Serious question: Why are we so comfortable with imprisoning children for 12 – 14 years? It seems the answer is we’ve constructed an economic system that requires both parents to work, for most of each weekday. Schools act in loco parentis, helping to tame children in preparation for an adulthood of service to industry. They take in creative, artistic, anarchic individuals and release obedient, ambitious conformists. But there is another way.
BBC News recently ran a great retrospective on the free schools of the 1970’s. Free schools, also known as ‘democratic schools‘ serve a caretaker role, without indoctrinating learned helplessness, conditioning obedience, and training respect for unearned authority. What the article doesn’t mention is that free schools, despite having almost disappeared from the UK, are far from extinct. In the United States Sudbury Valley Schools are an increasingly popular alternative, offering a playground for learning, rather than a cage for ‘education’.

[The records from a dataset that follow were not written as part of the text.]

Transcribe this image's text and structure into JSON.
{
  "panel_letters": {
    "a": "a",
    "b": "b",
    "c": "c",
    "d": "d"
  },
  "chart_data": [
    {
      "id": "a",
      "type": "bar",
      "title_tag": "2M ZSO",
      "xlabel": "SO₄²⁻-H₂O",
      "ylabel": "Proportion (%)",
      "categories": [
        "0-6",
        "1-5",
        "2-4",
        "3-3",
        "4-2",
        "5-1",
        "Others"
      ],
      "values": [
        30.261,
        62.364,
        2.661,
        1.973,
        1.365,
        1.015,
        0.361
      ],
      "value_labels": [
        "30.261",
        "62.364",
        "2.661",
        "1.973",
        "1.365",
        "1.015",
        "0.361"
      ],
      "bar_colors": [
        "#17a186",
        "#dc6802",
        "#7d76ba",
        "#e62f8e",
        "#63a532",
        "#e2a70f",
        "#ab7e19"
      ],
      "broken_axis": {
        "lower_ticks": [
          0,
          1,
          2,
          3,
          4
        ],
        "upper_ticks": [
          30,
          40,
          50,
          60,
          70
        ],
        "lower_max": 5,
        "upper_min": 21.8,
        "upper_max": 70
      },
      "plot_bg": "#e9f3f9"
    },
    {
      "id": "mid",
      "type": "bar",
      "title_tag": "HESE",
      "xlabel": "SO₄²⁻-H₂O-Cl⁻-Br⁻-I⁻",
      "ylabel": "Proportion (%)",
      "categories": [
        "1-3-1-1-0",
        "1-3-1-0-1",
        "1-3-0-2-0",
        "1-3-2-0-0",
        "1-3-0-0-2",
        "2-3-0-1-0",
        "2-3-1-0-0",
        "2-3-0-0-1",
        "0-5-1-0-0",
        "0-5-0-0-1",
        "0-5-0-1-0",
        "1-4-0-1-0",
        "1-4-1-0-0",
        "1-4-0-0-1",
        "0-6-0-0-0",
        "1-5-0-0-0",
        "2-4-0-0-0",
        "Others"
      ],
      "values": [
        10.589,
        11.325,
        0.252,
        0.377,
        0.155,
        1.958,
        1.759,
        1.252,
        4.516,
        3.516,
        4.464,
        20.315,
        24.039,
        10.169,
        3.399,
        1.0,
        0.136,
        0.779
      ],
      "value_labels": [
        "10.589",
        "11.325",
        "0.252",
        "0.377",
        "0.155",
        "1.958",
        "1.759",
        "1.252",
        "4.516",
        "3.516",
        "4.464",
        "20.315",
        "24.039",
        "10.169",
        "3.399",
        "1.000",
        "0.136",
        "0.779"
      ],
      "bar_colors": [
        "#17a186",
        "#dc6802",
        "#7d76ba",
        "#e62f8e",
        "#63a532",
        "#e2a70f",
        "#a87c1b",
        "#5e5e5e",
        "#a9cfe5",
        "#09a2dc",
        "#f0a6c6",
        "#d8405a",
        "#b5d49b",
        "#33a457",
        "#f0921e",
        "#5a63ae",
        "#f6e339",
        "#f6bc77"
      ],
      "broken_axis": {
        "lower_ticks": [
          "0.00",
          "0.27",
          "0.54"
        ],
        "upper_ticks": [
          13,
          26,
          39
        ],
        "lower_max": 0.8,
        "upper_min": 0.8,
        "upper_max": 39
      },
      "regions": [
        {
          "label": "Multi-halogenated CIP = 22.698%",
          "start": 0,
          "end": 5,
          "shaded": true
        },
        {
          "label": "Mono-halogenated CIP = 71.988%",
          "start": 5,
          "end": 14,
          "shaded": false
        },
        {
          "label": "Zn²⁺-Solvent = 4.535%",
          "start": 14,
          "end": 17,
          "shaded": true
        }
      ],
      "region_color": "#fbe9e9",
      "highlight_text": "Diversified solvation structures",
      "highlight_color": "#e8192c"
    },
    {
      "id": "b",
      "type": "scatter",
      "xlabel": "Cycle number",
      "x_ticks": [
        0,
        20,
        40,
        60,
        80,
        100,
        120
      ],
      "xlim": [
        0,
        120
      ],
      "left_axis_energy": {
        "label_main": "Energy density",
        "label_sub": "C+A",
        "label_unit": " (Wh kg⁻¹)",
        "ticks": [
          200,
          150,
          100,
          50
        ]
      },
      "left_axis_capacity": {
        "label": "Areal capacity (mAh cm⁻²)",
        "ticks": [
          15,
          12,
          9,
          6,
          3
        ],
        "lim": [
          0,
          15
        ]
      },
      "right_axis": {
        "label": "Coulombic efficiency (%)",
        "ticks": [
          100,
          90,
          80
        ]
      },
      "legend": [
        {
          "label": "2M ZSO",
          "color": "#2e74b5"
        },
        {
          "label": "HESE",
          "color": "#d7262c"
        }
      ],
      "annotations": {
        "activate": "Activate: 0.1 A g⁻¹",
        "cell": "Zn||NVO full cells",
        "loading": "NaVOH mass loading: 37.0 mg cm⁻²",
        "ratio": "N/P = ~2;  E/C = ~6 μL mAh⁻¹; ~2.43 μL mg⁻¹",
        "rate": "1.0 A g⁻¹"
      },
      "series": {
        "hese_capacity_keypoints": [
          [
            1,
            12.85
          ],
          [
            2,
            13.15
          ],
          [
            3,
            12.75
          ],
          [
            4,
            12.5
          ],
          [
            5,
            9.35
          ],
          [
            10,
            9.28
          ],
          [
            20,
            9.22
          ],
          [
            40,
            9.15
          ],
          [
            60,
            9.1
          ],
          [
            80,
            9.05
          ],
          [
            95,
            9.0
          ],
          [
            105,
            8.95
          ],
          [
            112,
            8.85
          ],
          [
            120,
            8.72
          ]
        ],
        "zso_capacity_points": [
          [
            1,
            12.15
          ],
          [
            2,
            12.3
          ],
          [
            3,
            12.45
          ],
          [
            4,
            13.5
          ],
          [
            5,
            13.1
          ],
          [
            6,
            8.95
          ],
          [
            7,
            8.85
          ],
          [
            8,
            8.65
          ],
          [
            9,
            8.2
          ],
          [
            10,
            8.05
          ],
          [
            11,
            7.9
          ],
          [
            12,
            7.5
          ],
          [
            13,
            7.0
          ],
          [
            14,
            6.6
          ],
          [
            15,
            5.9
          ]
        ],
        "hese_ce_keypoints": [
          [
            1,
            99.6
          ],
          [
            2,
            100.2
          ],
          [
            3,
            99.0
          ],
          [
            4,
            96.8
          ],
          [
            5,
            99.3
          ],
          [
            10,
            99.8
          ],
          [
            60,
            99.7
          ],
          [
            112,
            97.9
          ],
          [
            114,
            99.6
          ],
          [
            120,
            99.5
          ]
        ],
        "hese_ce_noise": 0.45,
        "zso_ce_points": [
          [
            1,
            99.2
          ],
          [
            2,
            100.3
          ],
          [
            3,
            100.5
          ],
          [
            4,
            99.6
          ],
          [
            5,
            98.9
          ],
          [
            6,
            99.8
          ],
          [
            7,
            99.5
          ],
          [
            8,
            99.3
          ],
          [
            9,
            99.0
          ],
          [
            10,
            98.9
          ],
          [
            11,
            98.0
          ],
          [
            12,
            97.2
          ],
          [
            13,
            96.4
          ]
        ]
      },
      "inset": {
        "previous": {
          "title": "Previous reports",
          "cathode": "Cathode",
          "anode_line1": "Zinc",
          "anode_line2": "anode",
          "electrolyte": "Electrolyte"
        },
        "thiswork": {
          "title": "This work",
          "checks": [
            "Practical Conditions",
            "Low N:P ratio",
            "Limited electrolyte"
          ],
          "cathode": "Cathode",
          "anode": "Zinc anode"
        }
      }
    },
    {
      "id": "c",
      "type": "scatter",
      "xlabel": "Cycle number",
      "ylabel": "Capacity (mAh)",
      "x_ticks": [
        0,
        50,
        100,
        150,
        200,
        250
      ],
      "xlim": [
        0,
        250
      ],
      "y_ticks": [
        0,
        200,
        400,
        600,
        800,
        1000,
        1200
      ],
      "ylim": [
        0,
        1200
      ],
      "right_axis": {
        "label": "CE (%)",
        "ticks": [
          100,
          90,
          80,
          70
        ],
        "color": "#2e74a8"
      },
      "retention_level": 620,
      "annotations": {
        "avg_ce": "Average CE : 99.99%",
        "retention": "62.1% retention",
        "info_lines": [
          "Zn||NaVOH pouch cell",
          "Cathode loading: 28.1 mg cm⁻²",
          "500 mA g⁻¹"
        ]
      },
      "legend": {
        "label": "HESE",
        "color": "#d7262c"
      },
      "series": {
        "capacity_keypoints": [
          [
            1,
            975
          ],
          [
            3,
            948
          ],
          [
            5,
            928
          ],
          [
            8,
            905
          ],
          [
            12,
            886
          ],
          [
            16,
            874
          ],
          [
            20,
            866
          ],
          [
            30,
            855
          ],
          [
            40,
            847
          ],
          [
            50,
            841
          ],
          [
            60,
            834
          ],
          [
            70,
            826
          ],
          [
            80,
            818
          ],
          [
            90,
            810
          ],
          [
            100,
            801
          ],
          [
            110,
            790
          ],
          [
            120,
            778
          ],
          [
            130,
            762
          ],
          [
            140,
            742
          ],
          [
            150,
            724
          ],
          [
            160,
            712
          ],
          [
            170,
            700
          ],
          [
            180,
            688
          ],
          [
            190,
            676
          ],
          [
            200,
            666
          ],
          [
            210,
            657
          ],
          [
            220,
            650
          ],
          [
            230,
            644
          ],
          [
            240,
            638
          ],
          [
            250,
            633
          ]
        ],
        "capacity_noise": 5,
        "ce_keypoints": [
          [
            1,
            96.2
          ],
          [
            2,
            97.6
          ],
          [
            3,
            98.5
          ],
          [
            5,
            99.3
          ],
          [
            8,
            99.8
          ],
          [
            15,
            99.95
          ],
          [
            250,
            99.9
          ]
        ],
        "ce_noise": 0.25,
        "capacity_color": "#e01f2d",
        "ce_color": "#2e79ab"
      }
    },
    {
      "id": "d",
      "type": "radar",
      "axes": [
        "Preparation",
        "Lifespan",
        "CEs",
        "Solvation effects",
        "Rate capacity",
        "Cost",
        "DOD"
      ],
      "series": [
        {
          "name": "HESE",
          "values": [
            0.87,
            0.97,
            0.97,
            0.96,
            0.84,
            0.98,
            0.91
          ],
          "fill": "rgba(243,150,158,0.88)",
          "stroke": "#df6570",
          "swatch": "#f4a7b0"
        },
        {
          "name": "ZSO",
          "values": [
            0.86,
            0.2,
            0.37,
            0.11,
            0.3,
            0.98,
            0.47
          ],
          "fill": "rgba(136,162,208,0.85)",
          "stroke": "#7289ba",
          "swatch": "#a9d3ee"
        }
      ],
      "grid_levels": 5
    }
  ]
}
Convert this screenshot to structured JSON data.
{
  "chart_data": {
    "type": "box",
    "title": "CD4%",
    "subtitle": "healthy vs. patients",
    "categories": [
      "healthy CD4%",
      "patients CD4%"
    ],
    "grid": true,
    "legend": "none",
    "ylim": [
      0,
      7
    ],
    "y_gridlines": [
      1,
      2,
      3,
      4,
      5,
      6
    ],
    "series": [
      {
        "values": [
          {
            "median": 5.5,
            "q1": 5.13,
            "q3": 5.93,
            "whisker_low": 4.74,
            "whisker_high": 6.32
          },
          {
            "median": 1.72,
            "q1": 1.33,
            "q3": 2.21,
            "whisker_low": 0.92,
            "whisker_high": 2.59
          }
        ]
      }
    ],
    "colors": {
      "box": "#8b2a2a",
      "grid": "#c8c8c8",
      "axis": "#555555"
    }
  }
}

Beyond Sudbury, ‘unskooling‘ (a secular equivalent of ‘home schooling’) is a growing movement in the US, as parents (wealthy enough to have the the choice) remove their children from an increasingly unequal, militarised public school system.
Here’s the thing. We pay lip service to entrepreneurship and ‘life long learning’, but if we really want a society of empowered creative individuals, we can’t expect it to emerge from a cookie cutter approach to ‘training’. People learn, dogs are trained.
A kind of amnesia occurs in parents, who forget just how stifling and uninspiring most of their time spent in school actually was. It’s precisely because the majority of school is spent ‘keeping the head down’, trying to placate capricious teachers, and stressing over exam results, that we remember the teachers who went against the grain and genuinely inspired us.
So what can well intentioned parents and educators actually do? After all, we need an income to survive, and fewer of us than ever have access to the extended alloparenting arrangements that our ancestors enjoyed. The answer isn’t simple or easy – but it’s clear. The twentieth century, 9 – 5 employee / business arrangement doesn’t work. It doesn’t allow us to be citizens invested in our communities. It incentivises employees not to rock the boat, as financial institutions mismanage and outright steal vast quantities of global wealth. It trains us to defer to higher authorities, even when they display no real concern for our best interests.
All these issues are connected: the revolution in robotics that will put most manufacturing and service industry workers out of a job in the next twenty five years. The increasing inequality of the globalised economy, concentrating ever more of our wealth in the hands of a tiny group of literally jet-setting plutocrats. The economic necessity of basic income. The enormous possibilities for learning created by the internet, and the bonkers dropout rate of online courses.
Years ago I volunteered at Seomra Spraoi, a consensus run communal space off Gardener St in Dublin. At the time, Seomra had a parent run Steiner playschool, where a group of volunteer parents put into practice the art driven principles of Waldorf Education. What they shared wasn’t any formal pedagogic education, but a real concern that their children should become rounded human beings.
Here’s the thing – we can all do this. Teaching doesn’t have to be a profession – in fact, I’d argue that (like political office) it should never be. Learning doesn’t have to be something you only do from age four to seventeen or twenty two. Anyone running a business or practicing a profession will tell you that the first couple of years at their job were far more informative than the dozen or more spent in the classroom.
No magic bullet is going to make our education system fit individual kids, rather than the amorphous mass of students. No curriculum (online or off) will erase individual differences, or inspire the way allowing a person to follow their innate interests and talents will. Learning and teaching need to become part of how we operate as people. It might be simple things like creating community education programmes, volunteering at libraries, or teaching as part of our businesses, studios and factories. It might involve working less, taking on less or no debt, and living a more modest life – accepting that we won’t own the latest consumer goods, but will have time to learn to teach and to create, in other words, to live. If we do these things – if we undermine the systems constructed to inhibit us, we’ll empower citizens capable of genuinely changing a system enabled by mediocrity.